À l’oral ou à l’écrit, en arabe ou en français ?
Le récit de L’Amour, la fantasia établit une relation étroite entre l’oralité et l’écriture. Dans le
texte, les langues associées à l’oralité sont les langues maternelles présentées comme étant
l’arabe ou le berbère selon le personnage. Toutefois, la langue écrite est forcément représentée
par le français. L’opposition de ces deux langues se développe depuis l’enfance des personnages
du récit. Elle est marquée davantage chez les femmes du récit qui grandissent au sein d’une
culture maternelle. Chez elles, c’est l’arabe ou le berbère qui mettent en valeur l’oralité. En
contraste, l’écriture dans la langue française qui est apprise à l’école2 devient un élément clé
libérateur dans la formation identitaire de ces mêmes femmes. Djebar précise que les jeunes
2
filles de son époque sentaient comme si « écrire vers l’inconnu devenait pour elles une manière
de respirer un nouvel oxygène3 ». L’emploi de cette métaphore entre l’écriture et l’oxygène
révèle qu’écrire en français pour la femme est un besoin tout aussi vital que la respiration. Le fait
qu’elles désirent écrire vers l’inconnu et non pas vers quelque chose qu’elles comprennent ou
qu’elles connaissent révèle la volonté et le besoin chez ces filles de sortir de leur situation
actuelle. Tôt dans le roman, Djebar nous indique que leur pouvoir et leur ambition bien que
cachés, sont importants, comme le révèle l’usage du français dans la bourgeoisie algérienne.
Cette nécessité de s’exprimer dans la langue coloniale est illustrée plus loin par des lettres
d’amour écrites par une jeune fille arabe. Elle se défend en disant: « Tu vois, j’écris, et ce n’est
pas ‘pour le mal’, pour ‘l’indécent’! Seulement pour dire que j’existe et en palpiter! Écrire,
n’est-ce pas ‘me’ dire4 ? » Sa passion exprime une espérance et un besoin de se connaître et de
se définir. La jeune fille anonyme de ce passage cherche son identité à travers l’écriture en
français de ses lettres d’amour. L’émotion ressentie par l’interdiction d’écrire se précise plus tard
quand une mendiante vole une de ses lettres:
L’évocation de la mendiante rejoint inopinément l’image de mon père détruisant, sous mes yeux, le
premier billet—invite si banale—dont je retirai les morceaux de la corbeille.
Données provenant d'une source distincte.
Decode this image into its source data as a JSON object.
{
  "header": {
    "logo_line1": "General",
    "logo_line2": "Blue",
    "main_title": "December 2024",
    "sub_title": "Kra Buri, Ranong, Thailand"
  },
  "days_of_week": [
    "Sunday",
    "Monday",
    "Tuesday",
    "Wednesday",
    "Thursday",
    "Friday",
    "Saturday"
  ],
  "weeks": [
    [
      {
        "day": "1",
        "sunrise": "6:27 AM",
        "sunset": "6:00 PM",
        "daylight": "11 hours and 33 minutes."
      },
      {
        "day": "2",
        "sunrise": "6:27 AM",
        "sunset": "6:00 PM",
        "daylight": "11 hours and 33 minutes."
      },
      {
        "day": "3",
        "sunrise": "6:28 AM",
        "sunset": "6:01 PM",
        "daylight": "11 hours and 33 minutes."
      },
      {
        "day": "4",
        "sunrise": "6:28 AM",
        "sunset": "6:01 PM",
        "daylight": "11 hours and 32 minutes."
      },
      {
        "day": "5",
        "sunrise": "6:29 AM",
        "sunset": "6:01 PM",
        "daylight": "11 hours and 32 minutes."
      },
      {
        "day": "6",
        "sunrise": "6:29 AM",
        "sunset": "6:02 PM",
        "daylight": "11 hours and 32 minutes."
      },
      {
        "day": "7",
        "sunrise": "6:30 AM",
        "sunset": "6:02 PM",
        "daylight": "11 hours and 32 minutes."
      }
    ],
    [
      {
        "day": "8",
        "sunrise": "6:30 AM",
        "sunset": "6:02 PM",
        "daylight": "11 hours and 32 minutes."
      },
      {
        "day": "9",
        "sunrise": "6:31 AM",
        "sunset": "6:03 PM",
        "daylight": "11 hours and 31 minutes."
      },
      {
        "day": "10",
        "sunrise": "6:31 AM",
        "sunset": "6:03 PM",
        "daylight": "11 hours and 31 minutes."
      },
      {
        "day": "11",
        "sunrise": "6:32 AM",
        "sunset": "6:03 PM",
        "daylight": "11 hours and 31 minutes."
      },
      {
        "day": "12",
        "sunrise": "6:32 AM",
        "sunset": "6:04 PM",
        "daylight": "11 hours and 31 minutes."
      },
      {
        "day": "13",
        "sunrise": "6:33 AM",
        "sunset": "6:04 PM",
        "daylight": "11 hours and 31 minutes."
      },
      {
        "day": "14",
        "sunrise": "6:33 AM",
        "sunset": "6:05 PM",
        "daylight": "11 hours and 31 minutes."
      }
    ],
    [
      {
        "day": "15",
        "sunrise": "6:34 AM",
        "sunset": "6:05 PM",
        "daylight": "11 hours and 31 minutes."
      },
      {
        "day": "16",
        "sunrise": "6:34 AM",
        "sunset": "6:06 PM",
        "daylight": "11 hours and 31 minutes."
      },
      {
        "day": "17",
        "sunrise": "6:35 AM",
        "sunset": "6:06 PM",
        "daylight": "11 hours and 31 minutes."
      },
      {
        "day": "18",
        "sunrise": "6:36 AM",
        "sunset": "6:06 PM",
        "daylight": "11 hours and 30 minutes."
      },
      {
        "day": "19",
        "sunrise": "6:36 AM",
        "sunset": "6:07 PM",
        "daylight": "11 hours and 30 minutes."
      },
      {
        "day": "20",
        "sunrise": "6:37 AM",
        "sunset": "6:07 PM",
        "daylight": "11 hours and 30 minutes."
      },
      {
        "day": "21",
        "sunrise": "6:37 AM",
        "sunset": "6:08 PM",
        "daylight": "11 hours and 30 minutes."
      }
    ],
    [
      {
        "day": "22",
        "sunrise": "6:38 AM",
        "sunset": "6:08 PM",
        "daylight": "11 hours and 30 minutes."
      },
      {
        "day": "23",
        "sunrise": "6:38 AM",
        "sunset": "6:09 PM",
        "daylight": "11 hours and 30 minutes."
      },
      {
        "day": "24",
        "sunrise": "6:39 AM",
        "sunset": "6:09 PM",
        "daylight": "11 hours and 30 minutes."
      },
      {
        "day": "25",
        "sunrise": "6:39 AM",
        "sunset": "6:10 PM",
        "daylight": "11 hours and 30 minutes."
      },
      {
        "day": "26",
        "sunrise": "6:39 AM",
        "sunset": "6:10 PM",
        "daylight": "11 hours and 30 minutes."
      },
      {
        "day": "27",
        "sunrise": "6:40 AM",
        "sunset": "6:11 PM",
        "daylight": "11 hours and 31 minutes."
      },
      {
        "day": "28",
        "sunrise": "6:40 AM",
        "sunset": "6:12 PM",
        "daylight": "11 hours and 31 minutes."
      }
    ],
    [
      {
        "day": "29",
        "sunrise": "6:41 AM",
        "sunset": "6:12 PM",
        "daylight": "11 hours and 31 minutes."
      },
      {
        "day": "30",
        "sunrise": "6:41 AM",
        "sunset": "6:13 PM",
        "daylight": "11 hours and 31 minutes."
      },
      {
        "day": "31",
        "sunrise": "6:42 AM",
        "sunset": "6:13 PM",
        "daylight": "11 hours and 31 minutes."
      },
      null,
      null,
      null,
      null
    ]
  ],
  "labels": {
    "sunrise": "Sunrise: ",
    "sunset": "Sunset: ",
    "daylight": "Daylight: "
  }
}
J’en reconstituai le texte
avec un entêtement de bravade. Comme s’il me fallait désormais m’appliquer à réparer tout ce que
lacéraient les doigts du père [. . .]5.
Écrire n’est désormais plus seulement un moyen de respirer, c’est aussi une façon de se
libérer. La liberté de cette fille a été volée à un premier degré par la mendiante et à un deuxième
degré par son père qui a détruit son espoir de trouver son indépendance en tant que femme à
travers l’écriture de ses lettres d’amour.
3
La langue française, est-elle libératrice ou oppressive ?
L’autre aspect marquant de ces lettres et du récit entier est le fait que le langage écrit apparaît
en français. Ceci devient très intéressant car les paroles initiales des personnages sont énoncées
en arable. Le lecteur perçoit donc déjà un passage de l’oralité arabe à la langue française écrite
dans le récit. Ce phénomène de traduction est illustré par la façon dont Djebar présente l’image
d’un couple algérien vivant à Paris. La relation entre ce couple et la terre française constitue un
microcosme – et dans le texte une mise en abyme – de la relation entre l’Algérie et la France. Le
futur époux doit vivre clandestinement à Paris parce que la police le cherche pour « une raison
banale6 » bien qu’il soit étudiant légitime. Sans preuve, il est réduit à un homme coupable aux
yeux de la police française. Ainsi, l’Algérien occupe-t-il une position subordonnée par rapport à
celle du Français qui prend la forme et l’identité d’un policier. L’inégalité de pouvoir et de
contrôle dans cette situation particulière agit en tant que microcosme de la tension entre les
mœurs et les traditions de la culture française et celles de la culture arabe en général. Cette
tension est plus évidente dans le passage qui décrit la nuit de noces de ce couple qui est loin
d’être heureuse. Le couple nord-africain est complètement déraciné de ses repères nord-africains.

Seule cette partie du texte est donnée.